Decisão atendeu pedido conjunto do MPF, MPT e MP/PA

Em liminar concedida nessa terça-feira (2), a 4ª Vara do Trabalho em Marabá (PA) determinou que o governo do Pará adote com urgência medidas de proteção e controle do novo coronavírus nas duas casas penais do município. Entre as medidas, o estado deve providenciar o fornecimento de materiais e insumos necessários à proteção dos trabalhadores da saúde que estão na linha de frente do combate à doença nesses estabelecimentos, disponibilizando máscaras - cirúrgicas ou N95 - e kit completo de higiene de mãos. O material de proteção se estende também aos trabalhadores responsáveis pelas atividades de limpeza e higienização, sejam terceirizados ou agentes públicos.

A decisão atende pedido feito pelo Ministério Público do Trabalho (MPT) em atuação conjunta com o Ministério Público Federal (MPF) e o Ministério Público do Estado do Pará (MP/PA). A ação judicial pedia medidas específicas contra a propagação da covid-19 e a salvaguarda da saúde e da vida dos trabalhadores e custodiados dos Centro de Recuperação Agrícola Mariano Antunes - (Crama) e Centro de Recuperação Feminina (CRF).

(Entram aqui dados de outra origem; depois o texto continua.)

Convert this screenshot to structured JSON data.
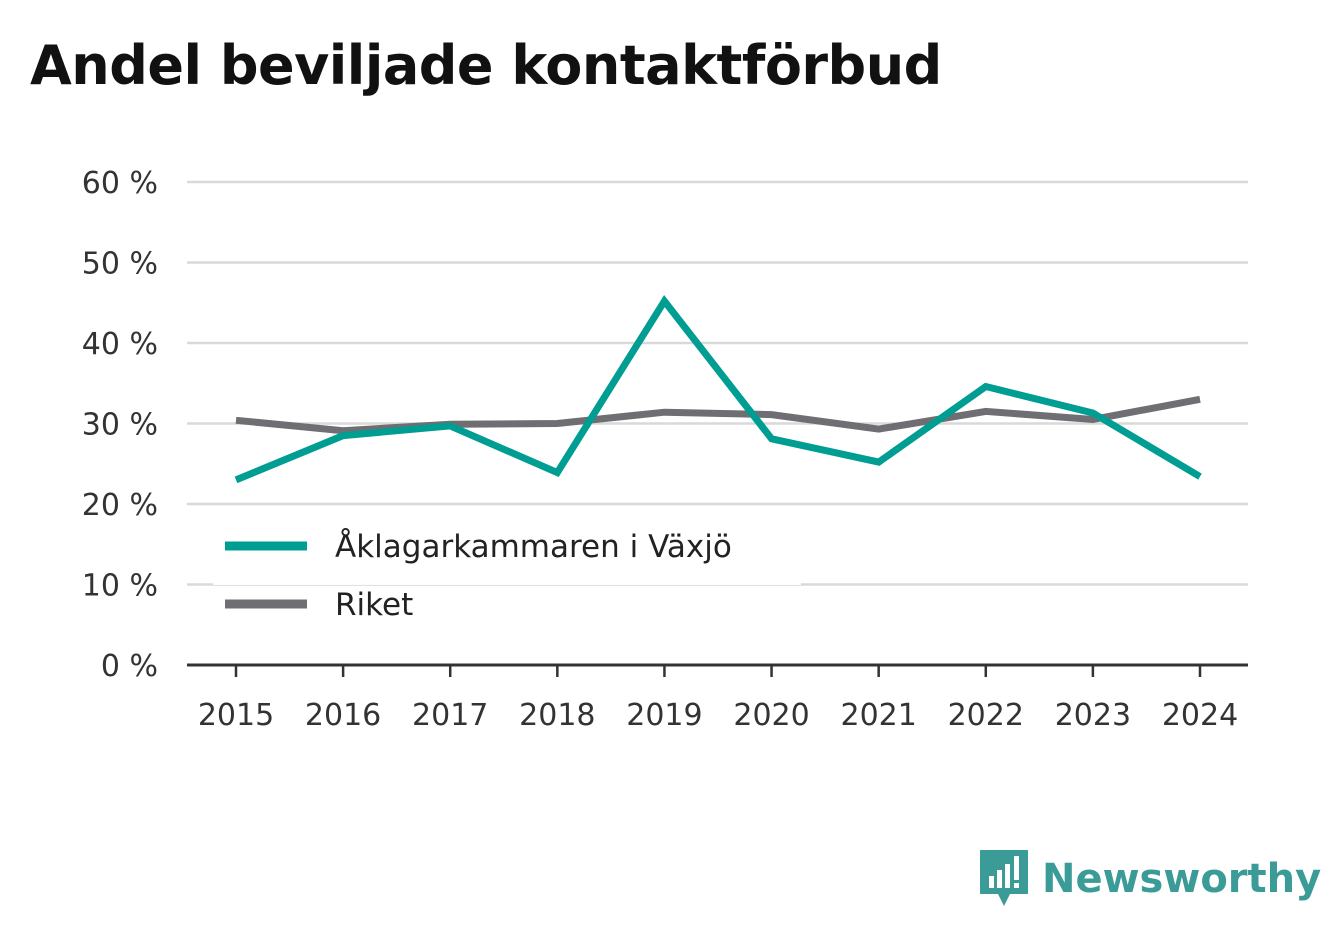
{
  "title": "Andel beviljade kontaktförbud",
  "brand": {
    "name": "Newsworthy",
    "icon": "newsworthy-logo-icon"
  },
  "colors": {
    "series_1": "#009e92",
    "series_2": "#6f6e72",
    "brand": "#3a9b97",
    "grid": "#d9d9d9",
    "axis": "#333333"
  },
  "chart_data": {
    "type": "line",
    "title": "Andel beviljade kontaktförbud",
    "xlabel": "",
    "ylabel": "",
    "x": [
      "2015",
      "2016",
      "2017",
      "2018",
      "2019",
      "2020",
      "2021",
      "2022",
      "2023",
      "2024"
    ],
    "ylim": [
      0,
      60
    ],
    "yticks": [
      0,
      10,
      20,
      30,
      40,
      50,
      60
    ],
    "ytick_labels": [
      "0 %",
      "10 %",
      "20 %",
      "30 %",
      "40 %",
      "50 %",
      "60 %"
    ],
    "grid": true,
    "legend_position": "bottom-left",
    "series": [
      {
        "name": "Åklagarkammaren i Växjö",
        "color": "#009e92",
        "values": [
          23.0,
          28.5,
          29.7,
          23.9,
          45.2,
          28.1,
          25.2,
          34.6,
          31.3,
          23.4
        ]
      },
      {
        "name": "Riket",
        "color": "#6f6e72",
        "values": [
          30.4,
          29.1,
          29.9,
          30.0,
          31.4,
          31.1,
          29.3,
          31.5,
          30.5,
          33.0
        ]
      }
    ]
  }
}
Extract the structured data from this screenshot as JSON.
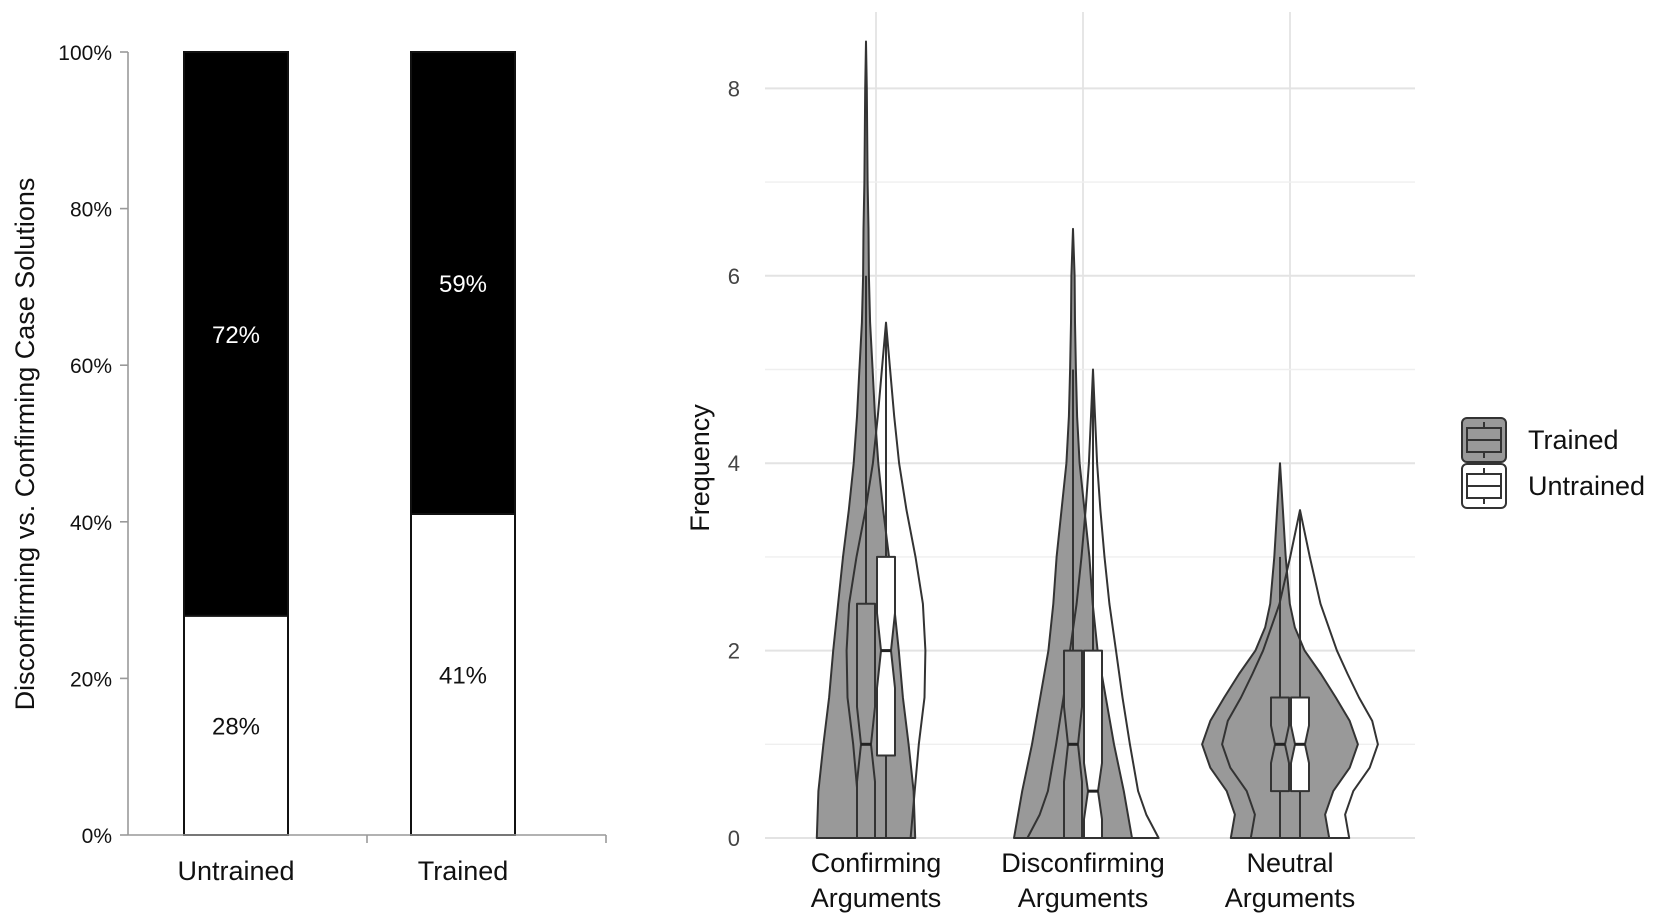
{
  "chart_data": [
    {
      "type": "bar",
      "subtype": "stacked-100",
      "categories": [
        "Untrained",
        "Trained"
      ],
      "series": [
        {
          "values": [
            28,
            41
          ],
          "labels": [
            "28%",
            "41%"
          ],
          "color": "#ffffff"
        },
        {
          "values": [
            72,
            59
          ],
          "labels": [
            "72%",
            "59%"
          ],
          "color": "#000000"
        }
      ],
      "xlabel": "",
      "ylabel": "Disconfirming vs. Confirming Case Solutions",
      "ylim": [
        0,
        100
      ],
      "yticks": [
        "0%",
        "20%",
        "40%",
        "60%",
        "80%",
        "100%"
      ],
      "grid": false,
      "legend": "none"
    },
    {
      "type": "violin",
      "categories": [
        "Confirming Arguments",
        "Disconfirming Arguments",
        "Neutral Arguments"
      ],
      "category_lines": [
        [
          "Confirming",
          "Arguments"
        ],
        [
          "Disconfirming",
          "Arguments"
        ],
        [
          "Neutral",
          "Arguments"
        ]
      ],
      "ylabel": "Frequency",
      "xlabel": "",
      "ylim": [
        0,
        8.8
      ],
      "yticks": [
        0,
        2,
        4,
        6,
        8
      ],
      "grid": true,
      "legend": "right",
      "legend_entries": [
        "Trained",
        "Untrained"
      ],
      "series": [
        {
          "name": "Trained",
          "color": "#999999",
          "violins": [
            {
              "category": "Confirming Arguments",
              "density": [
                [
                  0,
                  0.6
                ],
                [
                  0.5,
                  0.58
                ],
                [
                  1.0,
                  0.52
                ],
                [
                  1.5,
                  0.45
                ],
                [
                  2.0,
                  0.4
                ],
                [
                  2.5,
                  0.34
                ],
                [
                  3.0,
                  0.28
                ],
                [
                  3.5,
                  0.21
                ],
                [
                  4.0,
                  0.15
                ],
                [
                  4.5,
                  0.11
                ],
                [
                  5.0,
                  0.08
                ],
                [
                  5.5,
                  0.05
                ],
                [
                  6.0,
                  0.035
                ],
                [
                  6.5,
                  0.03
                ],
                [
                  7.0,
                  0.02
                ],
                [
                  7.5,
                  0.015
                ],
                [
                  8.0,
                  0.01
                ],
                [
                  8.5,
                  0.0
                ]
              ],
              "box": {
                "min": 0,
                "q1": 0,
                "median": 1,
                "q3": 2.5,
                "max": 6,
                "notch": [
                  0.6,
                  1.4
                ]
              }
            },
            {
              "category": "Disconfirming Arguments",
              "density": [
                [
                  0,
                  0.72
                ],
                [
                  0.5,
                  0.62
                ],
                [
                  1.0,
                  0.5
                ],
                [
                  1.5,
                  0.4
                ],
                [
                  2.0,
                  0.3
                ],
                [
                  2.5,
                  0.24
                ],
                [
                  3.0,
                  0.2
                ],
                [
                  3.5,
                  0.14
                ],
                [
                  4.0,
                  0.08
                ],
                [
                  4.5,
                  0.05
                ],
                [
                  5.0,
                  0.035
                ],
                [
                  5.5,
                  0.025
                ],
                [
                  6.0,
                  0.02
                ],
                [
                  6.5,
                  0.0
                ]
              ],
              "box": {
                "min": 0,
                "q1": 0,
                "median": 1,
                "q3": 2,
                "max": 5,
                "notch": [
                  0.6,
                  1.4
                ]
              }
            },
            {
              "category": "Neutral Arguments",
              "density": [
                [
                  0,
                  0.6
                ],
                [
                  0.25,
                  0.55
                ],
                [
                  0.5,
                  0.65
                ],
                [
                  0.75,
                  0.85
                ],
                [
                  1.0,
                  0.95
                ],
                [
                  1.25,
                  0.85
                ],
                [
                  1.5,
                  0.68
                ],
                [
                  1.75,
                  0.5
                ],
                [
                  2.0,
                  0.3
                ],
                [
                  2.25,
                  0.18
                ],
                [
                  2.5,
                  0.12
                ],
                [
                  3.0,
                  0.07
                ],
                [
                  3.5,
                  0.035
                ],
                [
                  4.0,
                  0.0
                ]
              ],
              "box": {
                "min": 0,
                "q1": 0.5,
                "median": 1,
                "q3": 1.5,
                "max": 3,
                "notch": [
                  0.8,
                  1.2
                ]
              }
            }
          ]
        },
        {
          "name": "Untrained",
          "color": "#ffffff",
          "violins": [
            {
              "category": "Confirming Arguments",
              "density": [
                [
                  0,
                  0.3
                ],
                [
                  0.5,
                  0.35
                ],
                [
                  1.0,
                  0.4
                ],
                [
                  1.5,
                  0.47
                ],
                [
                  2.0,
                  0.48
                ],
                [
                  2.5,
                  0.45
                ],
                [
                  3.0,
                  0.36
                ],
                [
                  3.5,
                  0.25
                ],
                [
                  4.0,
                  0.16
                ],
                [
                  4.5,
                  0.1
                ],
                [
                  5.0,
                  0.05
                ],
                [
                  5.5,
                  0.0
                ]
              ],
              "box": {
                "min": 0,
                "q1": 0.88,
                "median": 2,
                "q3": 3,
                "max": 5.5,
                "notch": [
                  1.6,
                  2.4
                ]
              }
            },
            {
              "category": "Disconfirming Arguments",
              "density": [
                [
                  0,
                  0.8
                ],
                [
                  0.25,
                  0.65
                ],
                [
                  0.5,
                  0.55
                ],
                [
                  1.0,
                  0.45
                ],
                [
                  1.5,
                  0.36
                ],
                [
                  2.0,
                  0.28
                ],
                [
                  2.5,
                  0.2
                ],
                [
                  3.0,
                  0.14
                ],
                [
                  3.5,
                  0.09
                ],
                [
                  4.0,
                  0.05
                ],
                [
                  4.5,
                  0.025
                ],
                [
                  5.0,
                  0.0
                ]
              ],
              "box": {
                "min": 0,
                "q1": 0,
                "median": 0.5,
                "q3": 2,
                "max": 5,
                "notch": [
                  0.2,
                  0.8
                ]
              }
            },
            {
              "category": "Neutral Arguments",
              "density": [
                [
                  0,
                  0.6
                ],
                [
                  0.25,
                  0.55
                ],
                [
                  0.5,
                  0.65
                ],
                [
                  0.75,
                  0.85
                ],
                [
                  1.0,
                  0.95
                ],
                [
                  1.25,
                  0.88
                ],
                [
                  1.5,
                  0.72
                ],
                [
                  1.75,
                  0.58
                ],
                [
                  2.0,
                  0.45
                ],
                [
                  2.5,
                  0.25
                ],
                [
                  3.0,
                  0.12
                ],
                [
                  3.5,
                  0.0
                ]
              ],
              "box": {
                "min": 0,
                "q1": 0.5,
                "median": 1,
                "q3": 1.5,
                "max": 3.5,
                "notch": [
                  0.8,
                  1.2
                ]
              }
            }
          ]
        }
      ]
    }
  ]
}
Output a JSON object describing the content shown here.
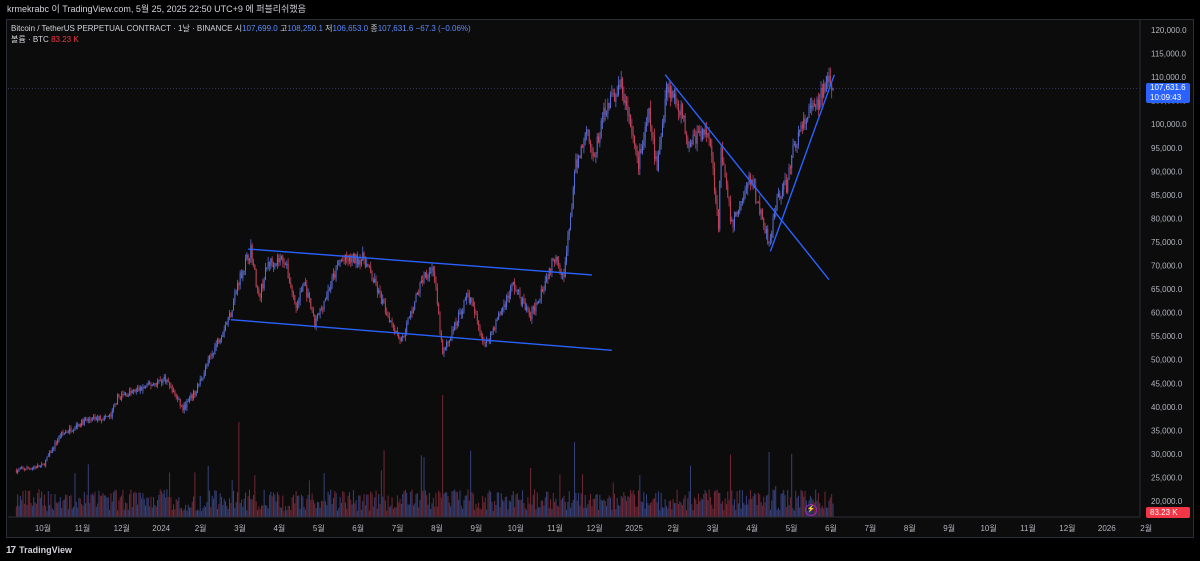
{
  "header": {
    "publisher_line": "krmekrabc 이 TradingView.com, 5월 25, 2025 22:50 UTC+9 에 퍼블리쉬했음"
  },
  "legend": {
    "symbol": "Bitcoin / TetherUS PERPETUAL CONTRACT · 1날 · BINANCE",
    "open_label": "시",
    "open": "107,699.0",
    "high_label": "고",
    "high": "108,250.1",
    "low_label": "저",
    "low": "106,653.0",
    "close_label": "종",
    "close": "107,631.6",
    "change": "−67.3 (−0.06%)",
    "volume_label": "볼륨 · BTC",
    "volume": "83.23 K"
  },
  "price_tag": {
    "price": "107,631.6",
    "countdown": "10:09:43"
  },
  "volume_tag": "83.23 K",
  "footer": {
    "brand": "TradingView",
    "logo_mark": "17"
  },
  "colors": {
    "background": "#0c0c0c",
    "up": "#5b6fd6",
    "down": "#c2425a",
    "trendline": "#2962ff",
    "text": "#d1d4dc"
  },
  "chart_data": {
    "type": "candlestick",
    "interval": "1D",
    "x_ticks": [
      "10월",
      "11월",
      "12월",
      "2024",
      "2월",
      "3월",
      "4월",
      "5월",
      "6월",
      "7월",
      "8월",
      "9월",
      "10월",
      "11월",
      "12월",
      "2025",
      "2월",
      "3월",
      "4월",
      "5월",
      "6월",
      "7월",
      "8월",
      "9월",
      "10월",
      "11월",
      "12월",
      "2026",
      "2월"
    ],
    "y_ticks": [
      "120,000.0",
      "115,000.0",
      "110,000.0",
      "105,000.0",
      "100,000.0",
      "95,000.0",
      "90,000.0",
      "85,000.0",
      "80,000.0",
      "75,000.0",
      "70,000.0",
      "65,000.0",
      "60,000.0",
      "55,000.0",
      "50,000.0",
      "45,000.0",
      "40,000.0",
      "35,000.0",
      "30,000.0",
      "25,000.0",
      "20,000.0"
    ],
    "ylim": [
      20000,
      120000
    ],
    "last_price": 107631.6,
    "price_path": [
      [
        "2023-09-20",
        26500
      ],
      [
        "2023-10-10",
        27500
      ],
      [
        "2023-10-23",
        34000
      ],
      [
        "2023-11-10",
        37000
      ],
      [
        "2023-11-30",
        38000
      ],
      [
        "2023-12-05",
        42000
      ],
      [
        "2023-12-20",
        43500
      ],
      [
        "2024-01-10",
        46000
      ],
      [
        "2024-01-23",
        39500
      ],
      [
        "2024-02-01",
        43000
      ],
      [
        "2024-02-15",
        52000
      ],
      [
        "2024-02-28",
        60000
      ],
      [
        "2024-03-05",
        67000
      ],
      [
        "2024-03-14",
        73500
      ],
      [
        "2024-03-20",
        63000
      ],
      [
        "2024-03-27",
        70500
      ],
      [
        "2024-04-08",
        71500
      ],
      [
        "2024-04-17",
        61000
      ],
      [
        "2024-04-23",
        66500
      ],
      [
        "2024-05-01",
        57500
      ],
      [
        "2024-05-20",
        71000
      ],
      [
        "2024-06-07",
        71500
      ],
      [
        "2024-06-24",
        60000
      ],
      [
        "2024-07-05",
        54000
      ],
      [
        "2024-07-22",
        68000
      ],
      [
        "2024-07-29",
        69500
      ],
      [
        "2024-08-05",
        51000
      ],
      [
        "2024-08-24",
        64000
      ],
      [
        "2024-09-06",
        53000
      ],
      [
        "2024-09-27",
        66000
      ],
      [
        "2024-10-10",
        59000
      ],
      [
        "2024-10-29",
        72500
      ],
      [
        "2024-11-04",
        67500
      ],
      [
        "2024-11-13",
        91000
      ],
      [
        "2024-11-22",
        99500
      ],
      [
        "2024-11-26",
        92000
      ],
      [
        "2024-12-05",
        103500
      ],
      [
        "2024-12-17",
        108200
      ],
      [
        "2024-12-30",
        92000
      ],
      [
        "2025-01-07",
        102000
      ],
      [
        "2025-01-13",
        90000
      ],
      [
        "2025-01-20",
        108500
      ],
      [
        "2025-01-31",
        103000
      ],
      [
        "2025-02-05",
        96500
      ],
      [
        "2025-02-21",
        98500
      ],
      [
        "2025-02-28",
        79000
      ],
      [
        "2025-03-02",
        94000
      ],
      [
        "2025-03-10",
        78500
      ],
      [
        "2025-03-24",
        88500
      ],
      [
        "2025-03-31",
        82000
      ],
      [
        "2025-04-07",
        75000
      ],
      [
        "2025-04-13",
        84500
      ],
      [
        "2025-04-21",
        87500
      ],
      [
        "2025-04-25",
        95000
      ],
      [
        "2025-05-08",
        103000
      ],
      [
        "2025-05-14",
        104000
      ],
      [
        "2025-05-22",
        111500
      ],
      [
        "2025-05-25",
        107631.6
      ]
    ],
    "trendlines": [
      {
        "name": "channel-top",
        "from": [
          "2024-03-12",
          73500
        ],
        "to": [
          "2024-11-25",
          68000
        ]
      },
      {
        "name": "channel-bottom",
        "from": [
          "2024-02-28",
          58500
        ],
        "to": [
          "2024-12-10",
          52000
        ]
      },
      {
        "name": "downtrend",
        "from": [
          "2025-01-19",
          110500
        ],
        "to": [
          "2025-05-22",
          67000
        ]
      },
      {
        "name": "uptrend",
        "from": [
          "2025-04-08",
          73000
        ],
        "to": [
          "2025-05-26",
          110500
        ]
      }
    ]
  }
}
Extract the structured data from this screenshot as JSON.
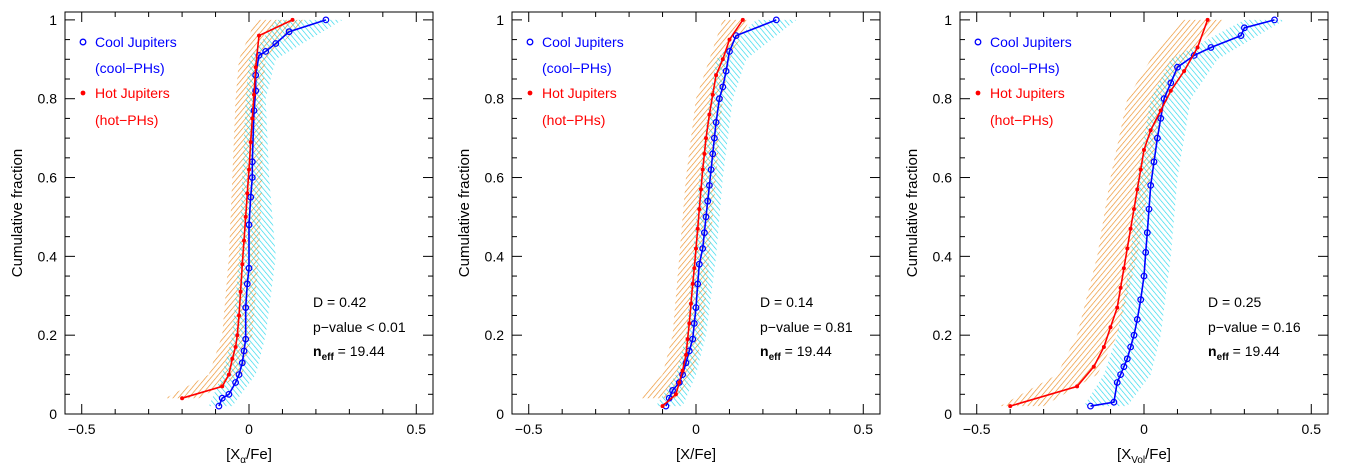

A ação judicial ressaltou a inércia do estado do Pará em adotar plano de contingência específico para evitar contágio em ambiente de confinamento, aumentando consideravelmente o risco para trabalhadores e custodiados. O novo coronavírus tem alta transmissibilidade já comprovada e em espaços de aglomeração esse risco é muito superior. "O MPT tem acompanhado a grave situação do sistema prisional de Marabá desde 2018. Foram realizadas inspeções em 2018 e 2019 que revelaram graves condições de trabalho no local, a exemplo das péssimas condições das guaritas e dos alojamentos dos trabalhadores. Constatamos também, junto ao setor pericial do MPT, irregularidades no descarte de materiais biológicos e insuficiência no fornecimento de EPIs”, esclarece Gustavo Halmenschlager, Procurador do Trabalho.

As fiscalizações realizadas pelo MPT em 2018 e 2019 apontaram, antes mesmo da declaração da pandemia, a existência de risco biológico no ambiente. A engenheira de segurança do trabalho do MPT lavrou laudo de inspeção e concluiu que os profissionais da área de saúde que trabalham na enfermaria do complexo penitenciário de Marabá não recebiam equipamentos de proteção individuais, tampouco eram fornecidos equipamentos de esterilização e álcool para a limpeza das mãos. Não havia também qualquer separação dos resíduos, ausência de proteção mínima das normas de saúde e segurança, deixando os trabalhadores com condições laborais precárias.